Gli autori, con un gruppo di volontari della parrocchia Sant’Angela Merici di Milano, nel 1991 hanno dato vita ad Arché con la mission di “inventare ogni giorno la speranza” inizialmente rivolta ai bambini sieropositivi e alle loro famiglie, poi ampliata al nucleo mamma e bambino in condizioni di disagio psichico e sociale. “Arché ci insegna – dice Luigi Ciotti nella prefazione – infatti che la speranza è sempre bidirezionale: se aiuto gli altri a ritrovarla, mi accorgo anche che il mio personale bagaglio si arricchisce di nuovi stimoli e nuova fiducia nel futuro. Chi accoglie si sente accolto. Chi educa si educa”.

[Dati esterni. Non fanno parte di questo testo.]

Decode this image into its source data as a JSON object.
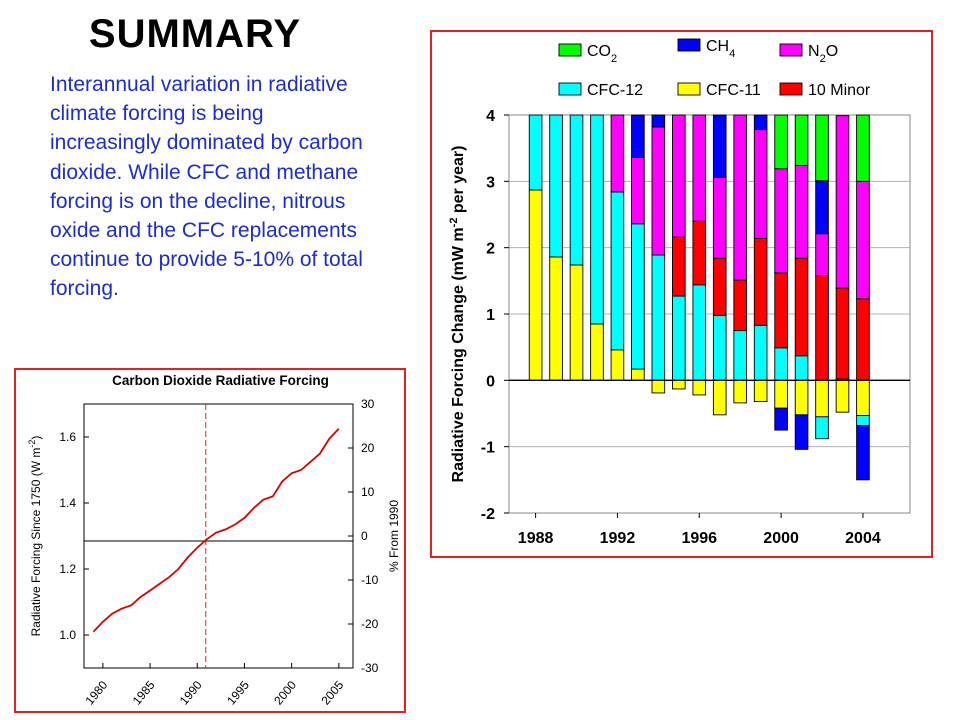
{
  "slide": {
    "title": "SUMMARY",
    "description": "Interannual variation in radiative climate forcing is being increasingly dominated by carbon dioxide.  While CFC and methane forcing is on the decline, nitrous oxide and the CFC replacements continue to provide 5-10% of total forcing."
  },
  "chart_data": [
    {
      "type": "bar",
      "stacked": true,
      "ylabel": "Radiative Forcing Change (mW m-2 per year)",
      "ylabel_parts": {
        "before": "Radiative Forcing Change (mW m",
        "sup": "-2",
        "after": " per year)"
      },
      "ylim": [
        -2,
        4
      ],
      "yticks": [
        -2,
        -1,
        0,
        1,
        2,
        3,
        4
      ],
      "xticks": [
        1988,
        1992,
        1996,
        2000,
        2004
      ],
      "grid": true,
      "legend_position": "top",
      "categories": [
        1988,
        1989,
        1990,
        1991,
        1992,
        1993,
        1994,
        1995,
        1996,
        1997,
        1998,
        1999,
        2000,
        2001,
        2002,
        2003,
        2004
      ],
      "series": [
        {
          "name": "CFC-11",
          "legend_main": "CFC-11",
          "legend_sub": "",
          "color": "#ffff00",
          "values": [
            2.87,
            1.86,
            1.74,
            0.85,
            0.46,
            0.17,
            -0.19,
            -0.13,
            -0.22,
            -0.52,
            -0.34,
            -0.32,
            -0.42,
            -0.52,
            -0.55,
            -0.48,
            -0.53
          ]
        },
        {
          "name": "CFC-12",
          "legend_main": "CFC-12",
          "legend_sub": "",
          "color": "#00ffff",
          "values": [
            1.13,
            2.14,
            2.26,
            3.15,
            2.38,
            2.19,
            1.89,
            1.27,
            1.44,
            0.98,
            0.75,
            0.83,
            0.49,
            0.37,
            -0.33,
            0.02,
            -0.15
          ]
        },
        {
          "name": "10 Minor",
          "legend_main": "10 Minor",
          "legend_sub": "",
          "color": "#ff0000",
          "values": [
            0,
            0,
            0,
            0,
            0,
            0,
            0,
            0.89,
            0.96,
            0.86,
            0.76,
            1.31,
            1.13,
            1.47,
            1.58,
            1.37,
            1.23
          ]
        },
        {
          "name": "N2O",
          "legend_main": "N",
          "legend_sub": "2",
          "legend_after": "O",
          "color": "#ff00ff",
          "values": [
            0,
            0,
            0,
            0,
            1.16,
            1.0,
            1.93,
            1.84,
            1.6,
            1.22,
            2.49,
            1.64,
            1.57,
            1.4,
            0.63,
            2.6,
            1.77
          ]
        },
        {
          "name": "CH4",
          "legend_main": "CH",
          "legend_sub": "4",
          "legend_after": "",
          "color": "#0000ff",
          "values": [
            0,
            0,
            0,
            0,
            0,
            0.64,
            0.18,
            0,
            0,
            0.94,
            0,
            0.22,
            -0.33,
            -0.52,
            0.8,
            0,
            -0.82
          ]
        },
        {
          "name": "CO2",
          "legend_main": "CO",
          "legend_sub": "2",
          "legend_after": "",
          "color": "#00ff00",
          "values": [
            0,
            0,
            0,
            0,
            0,
            0,
            0,
            0,
            0,
            0,
            0,
            0,
            0.81,
            0.76,
            0.99,
            0,
            1.0
          ]
        }
      ]
    },
    {
      "type": "line",
      "title": "Carbon Dioxide Radiative Forcing",
      "ylabel": "Radiative Forcing Since 1750 (W m-2)",
      "ylabel_parts": {
        "before": "Radiative Forcing Since 1750 (W m",
        "sup": "-2",
        "after": ")"
      },
      "y2label": "% From 1990",
      "ylim": [
        0.9,
        1.7
      ],
      "yticks": [
        1.0,
        1.2,
        1.4,
        1.6
      ],
      "y2lim": [
        -30,
        30
      ],
      "y2ticks": [
        -30,
        -20,
        -10,
        0,
        10,
        20,
        30
      ],
      "xlim": [
        1978,
        2006.5
      ],
      "xticks": [
        1980,
        1985,
        1990,
        1995,
        2000,
        2005
      ],
      "reference_year": 1990.9,
      "reference_value": 1.285,
      "color": "#dd0000",
      "x": [
        1979,
        1980,
        1981,
        1982,
        1983,
        1984,
        1985,
        1986,
        1987,
        1988,
        1989,
        1990,
        1991,
        1992,
        1993,
        1994,
        1995,
        1996,
        1997,
        1998,
        1999,
        2000,
        2001,
        2002,
        2003,
        2004,
        2005
      ],
      "y": [
        1.01,
        1.04,
        1.065,
        1.08,
        1.09,
        1.115,
        1.135,
        1.155,
        1.175,
        1.2,
        1.235,
        1.265,
        1.29,
        1.31,
        1.32,
        1.335,
        1.355,
        1.385,
        1.41,
        1.42,
        1.465,
        1.49,
        1.5,
        1.525,
        1.55,
        1.595,
        1.625
      ]
    }
  ]
}
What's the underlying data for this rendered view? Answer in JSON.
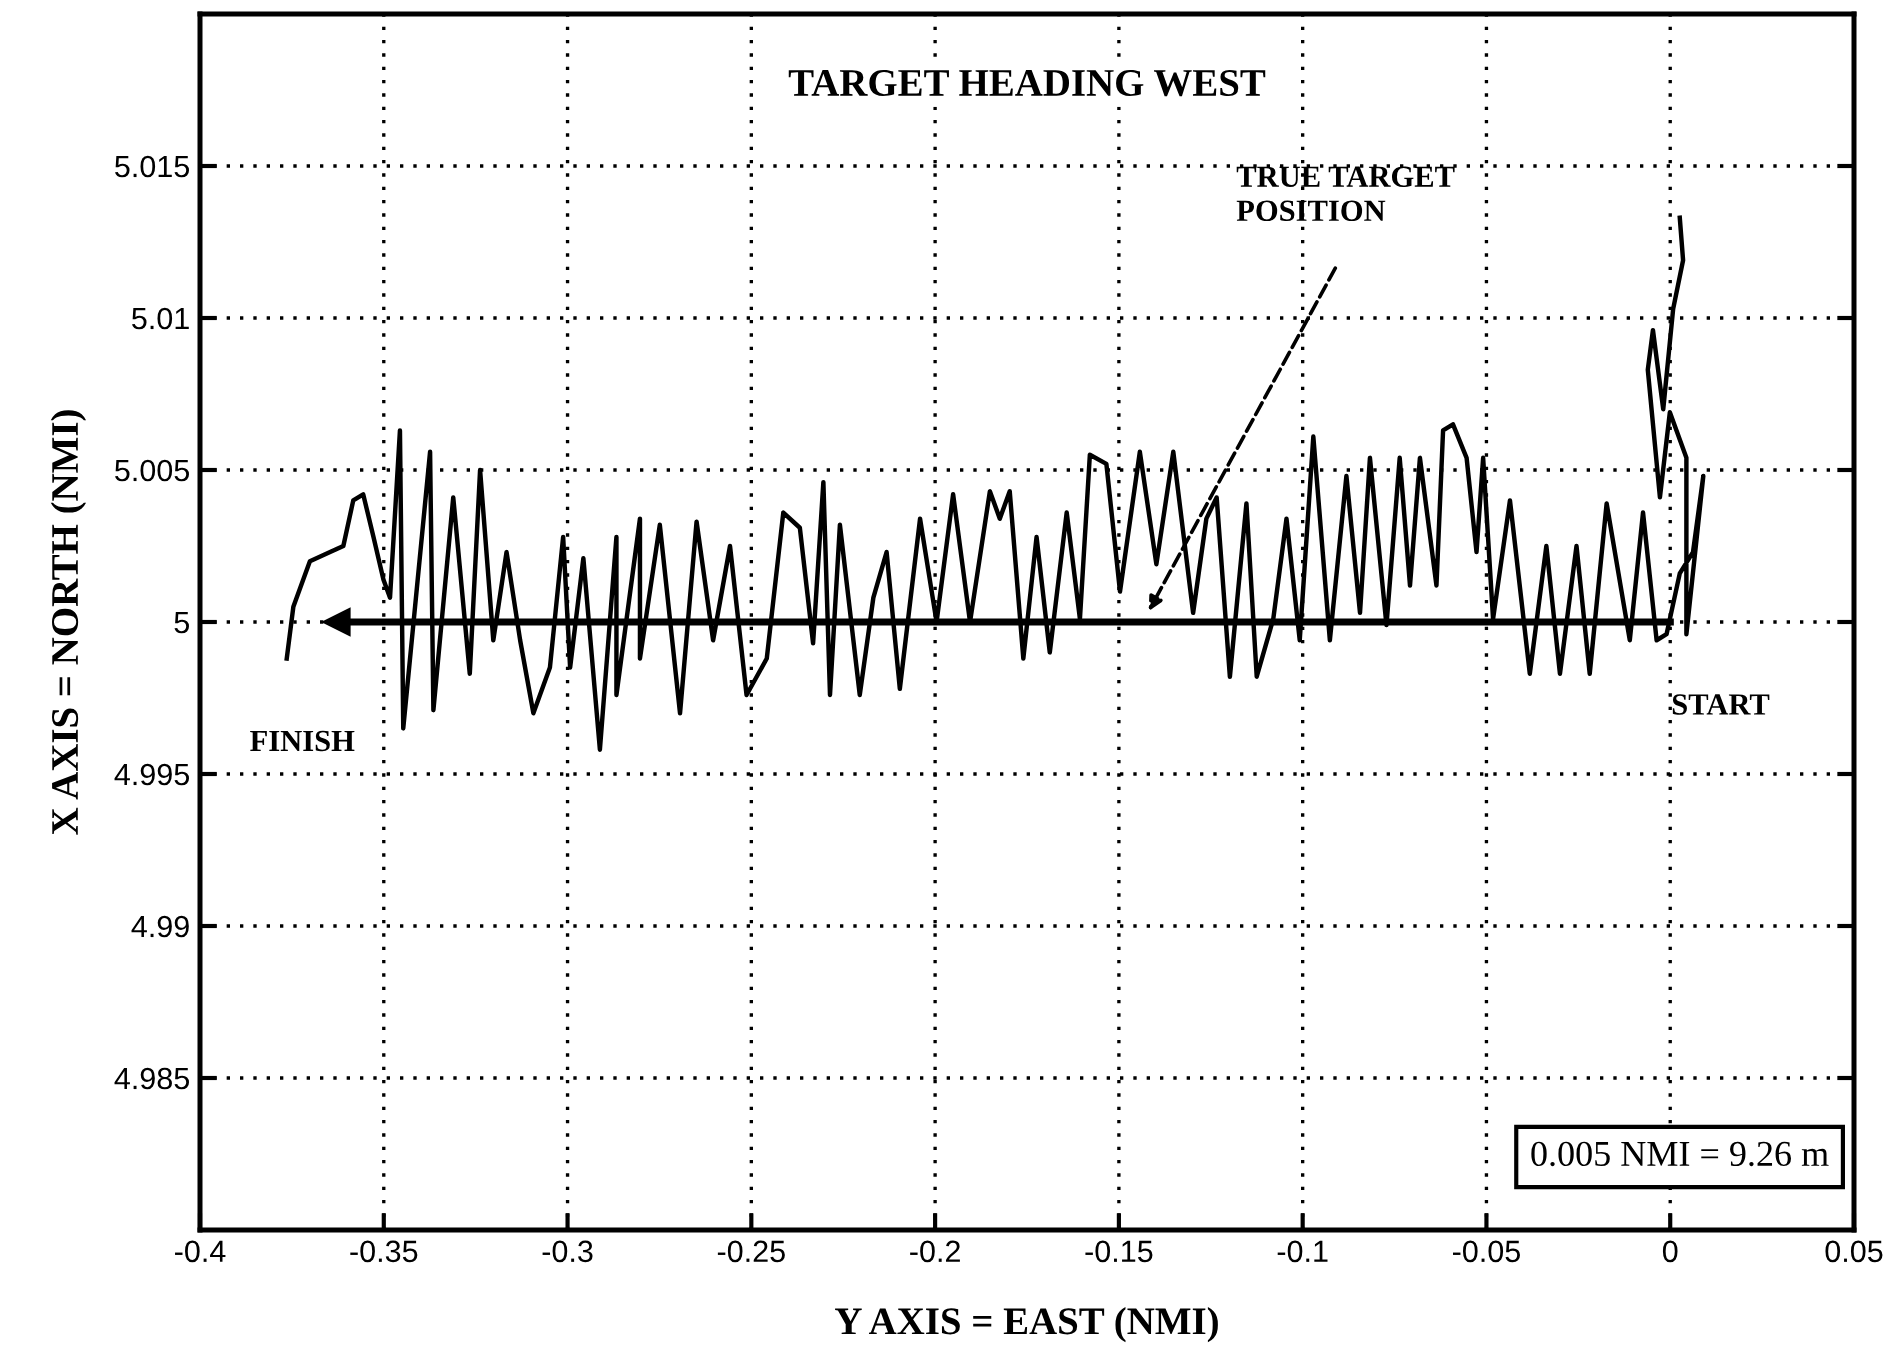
{
  "chart_data": {
    "type": "line",
    "title": "TARGET HEADING WEST",
    "xlabel": "Y AXIS = EAST (NMI)",
    "ylabel": "X AXIS = NORTH (NMI)",
    "xlim": [
      -0.4,
      0.05
    ],
    "xticks": [
      -0.4,
      -0.35,
      -0.3,
      -0.25,
      -0.2,
      -0.15,
      -0.1,
      -0.05,
      0,
      0.05
    ],
    "ylim": [
      4.98,
      5.02
    ],
    "yticks": [
      4.985,
      4.99,
      4.995,
      5,
      5.005,
      5.01,
      5.015
    ],
    "grid": true,
    "legend": false,
    "series": [
      {
        "color": "#000000",
        "x": [
          0,
          -0.3628
        ],
        "values": [
          5,
          5
        ],
        "marker": "triangle"
      },
      {
        "color": "#000000",
        "x": [
          0.0026,
          0.0035,
          0.0008,
          -0.0019,
          -0.0047,
          -0.0061,
          -0.0028,
          -0.0001,
          0.0044,
          0.0044,
          0.009,
          0.0062,
          0.0026,
          -0.001,
          -0.0037,
          -0.0074,
          -0.011,
          -0.0173,
          -0.0219,
          -0.0255,
          -0.03,
          -0.0337,
          -0.0382,
          -0.0436,
          -0.0482,
          -0.0509,
          -0.0527,
          -0.0554,
          -0.0591,
          -0.0618,
          -0.0636,
          -0.0681,
          -0.0708,
          -0.0736,
          -0.0772,
          -0.0817,
          -0.0844,
          -0.0881,
          -0.0926,
          -0.0971,
          -0.1008,
          -0.1044,
          -0.108,
          -0.1125,
          -0.1153,
          -0.1198,
          -0.1234,
          -0.1262,
          -0.1298,
          -0.1352,
          -0.1398,
          -0.1443,
          -0.1497,
          -0.1534,
          -0.1579,
          -0.1606,
          -0.1642,
          -0.1688,
          -0.1724,
          -0.176,
          -0.1797,
          -0.1824,
          -0.1851,
          -0.1905,
          -0.1951,
          -0.1996,
          -0.2041,
          -0.2096,
          -0.2132,
          -0.2168,
          -0.2205,
          -0.2259,
          -0.2286,
          -0.2304,
          -0.2332,
          -0.2368,
          -0.2413,
          -0.2458,
          -0.2513,
          -0.2558,
          -0.2604,
          -0.2649,
          -0.2694,
          -0.2749,
          -0.2803,
          -0.2803,
          -0.2867,
          -0.2867,
          -0.2912,
          -0.2957,
          -0.2993,
          -0.3012,
          -0.3048,
          -0.3093,
          -0.3129,
          -0.3166,
          -0.3202,
          -0.3238,
          -0.3266,
          -0.3311,
          -0.3365,
          -0.3374,
          -0.3447,
          -0.3456,
          -0.3483,
          -0.3501,
          -0.3528,
          -0.3556,
          -0.3583,
          -0.361,
          -0.3646,
          -0.3701,
          -0.3746,
          -0.3764
        ],
        "values": [
          5.0133,
          5.0119,
          5.0103,
          5.007,
          5.0096,
          5.0083,
          5.0041,
          5.0069,
          5.0054,
          4.9996,
          5.0048,
          5.0023,
          5.0016,
          4.9996,
          4.9994,
          5.0036,
          4.9994,
          5.0039,
          4.9983,
          5.0025,
          4.9983,
          5.0025,
          4.9983,
          5.004,
          5.0001,
          5.0054,
          5.0023,
          5.0054,
          5.0065,
          5.0063,
          5.0012,
          5.0054,
          5.0012,
          5.0054,
          4.9999,
          5.0054,
          5.0003,
          5.0048,
          4.9994,
          5.0061,
          4.9994,
          5.0034,
          5.0001,
          4.9982,
          5.0039,
          4.9982,
          5.0041,
          5.0034,
          5.0003,
          5.0056,
          5.0019,
          5.0056,
          5.001,
          5.0052,
          5.0055,
          5.0001,
          5.0036,
          4.999,
          5.0028,
          4.9988,
          5.0043,
          5.0034,
          5.0043,
          5.0,
          5.0042,
          5.0,
          5.0034,
          4.9978,
          5.0023,
          5.0008,
          4.9976,
          5.0032,
          4.9976,
          5.0046,
          4.9993,
          5.0031,
          5.0036,
          4.9988,
          4.9976,
          5.0025,
          4.9994,
          5.0033,
          4.997,
          5.0032,
          4.9988,
          5.0034,
          4.9976,
          5.0028,
          4.9958,
          5.0021,
          4.9985,
          5.0028,
          4.9985,
          4.997,
          4.9994,
          5.0023,
          4.9994,
          5.005,
          4.9983,
          5.0041,
          4.9971,
          5.0056,
          4.9965,
          5.0063,
          5.0008,
          5.0014,
          5.0028,
          5.0042,
          5.004,
          5.0025,
          5.0023,
          5.002,
          5.0005,
          4.9988
        ]
      }
    ],
    "annotations": [
      "TRUE TARGET\nPOSITION",
      "START",
      "FINISH",
      "0.005 NMI = 9.26 m"
    ]
  }
}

Il libro nasce anche da una bellissima suggestione: sperare oltre ogni umana speranza. La speranza non si pone limiti: è visionaria, intrepida, sfrontata. Fatica a stare dentro i confini della burocrazia, dei bandi, dei finanziamenti sempre col contagocce. Rifiuta di accettare la contabilità dei “successi”: “Ho ricevuto e ricevo molto dall’incontro – dice Giuseppe Bettoni – con queste donne che portano in sé stesse le cicatrici della violenza e del sopruso, quando si aprono a un nuovo orizzonte di senso che le porta ad abbracciare la vita con uno slancio nuovo. Potessimo imparare da loro a parlare di Dio al femminile, al femminile plurale perché ognuna di loro è amata a modo suo da Lui, e ognuna di loro è amante al modo di Dio, perché lui è madre e padre, genera e dà vita, ama e perdona”.
Spesso papa Francesco ripeteva che le persone povere e fragili hanno più da insegnarci. Proprio nelle loro ferite vediamo i mali della società: “sono un sintomo – dice Luigi Ciotti – vivente, un messaggio potente per le nostre coscienze […] Al termine del lavoro, sfogliandolo, pensavamo di avere in mano un libro e invece ci siamo trovati una bussola, che poi è probabilmente l’esito di ogni percorso capace di fare memoria (ricordare, tenere a cuore) con attenzione e passione; uno strumento che permette di andare avanti e di andare oltre, grazie al cammino compiuto e agli incontri condivisi”.